I promise I don't actually mean to speak for anyone other than myself.

I have observed assistive technology before and wondered just how effective it is. I suspect many sighted programmers (like the parent poster) have wondered this as well, and the point of my post was, to use your metaphor, to point out it is a very different experience riding in a car versus driving one.

That said, some of your report surprise me.

Do you program in K?

You wrote you programmed in all of the languages that I mentioned, but you made mention of how dense Haskell seems and K is much more dense than Haskell.

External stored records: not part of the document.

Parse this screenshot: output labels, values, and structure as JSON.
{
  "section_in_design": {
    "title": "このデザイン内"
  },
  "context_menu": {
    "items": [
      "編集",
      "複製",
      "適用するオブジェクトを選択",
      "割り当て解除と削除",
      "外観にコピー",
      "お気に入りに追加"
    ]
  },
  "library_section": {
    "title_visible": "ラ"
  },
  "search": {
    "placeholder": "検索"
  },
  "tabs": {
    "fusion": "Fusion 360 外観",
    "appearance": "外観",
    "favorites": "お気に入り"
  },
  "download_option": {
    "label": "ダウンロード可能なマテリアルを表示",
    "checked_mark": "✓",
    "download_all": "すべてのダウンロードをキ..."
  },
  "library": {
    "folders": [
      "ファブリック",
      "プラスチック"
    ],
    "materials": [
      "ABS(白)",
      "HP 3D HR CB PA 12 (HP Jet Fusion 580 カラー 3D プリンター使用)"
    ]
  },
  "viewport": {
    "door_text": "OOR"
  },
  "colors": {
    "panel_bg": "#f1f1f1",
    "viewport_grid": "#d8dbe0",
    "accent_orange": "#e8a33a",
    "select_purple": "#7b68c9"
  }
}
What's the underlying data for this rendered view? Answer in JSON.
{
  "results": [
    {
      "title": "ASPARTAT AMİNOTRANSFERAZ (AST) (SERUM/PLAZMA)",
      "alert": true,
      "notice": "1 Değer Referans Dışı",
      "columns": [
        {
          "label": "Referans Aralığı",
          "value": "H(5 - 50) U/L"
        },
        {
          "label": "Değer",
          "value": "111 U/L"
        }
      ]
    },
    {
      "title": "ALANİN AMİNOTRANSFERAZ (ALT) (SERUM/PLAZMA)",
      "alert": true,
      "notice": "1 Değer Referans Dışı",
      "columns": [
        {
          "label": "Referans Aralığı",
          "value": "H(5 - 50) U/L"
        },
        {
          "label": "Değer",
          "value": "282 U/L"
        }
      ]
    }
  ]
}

For example, and I'm sorry if your screen reader doesn't like this, in K I can write:

    c:{+(.#:'=x;?x)}
Q sounds better on a screen reader to me, but is harder for my eyes to parse:

    c:{flip(value count each group x;distinct x)}
Here's a Python implementation of "c" above:

    def c(v):
        h = {}
        for el in v:
            h[el] = h.get(el,0) + 1
        a = []
        for el in h.keys():
            a += [[ h[el], el ]]
        return a
Now I don't know if you know K or Q, but I must say that I don't find this easy to read. Not with my eyes or with my ears. When I pointed to the fact that Python functions are longer and delimited by whitespace caused me a great deal of frustration, I hope that if you don't know K or Q that this gives you a better understanding of what I'm comparing it with.

On the other hand: If you do know K or Q, then I'm wondering if you could explain how you experience a python program like that in your environment is preferable to the K or Q example.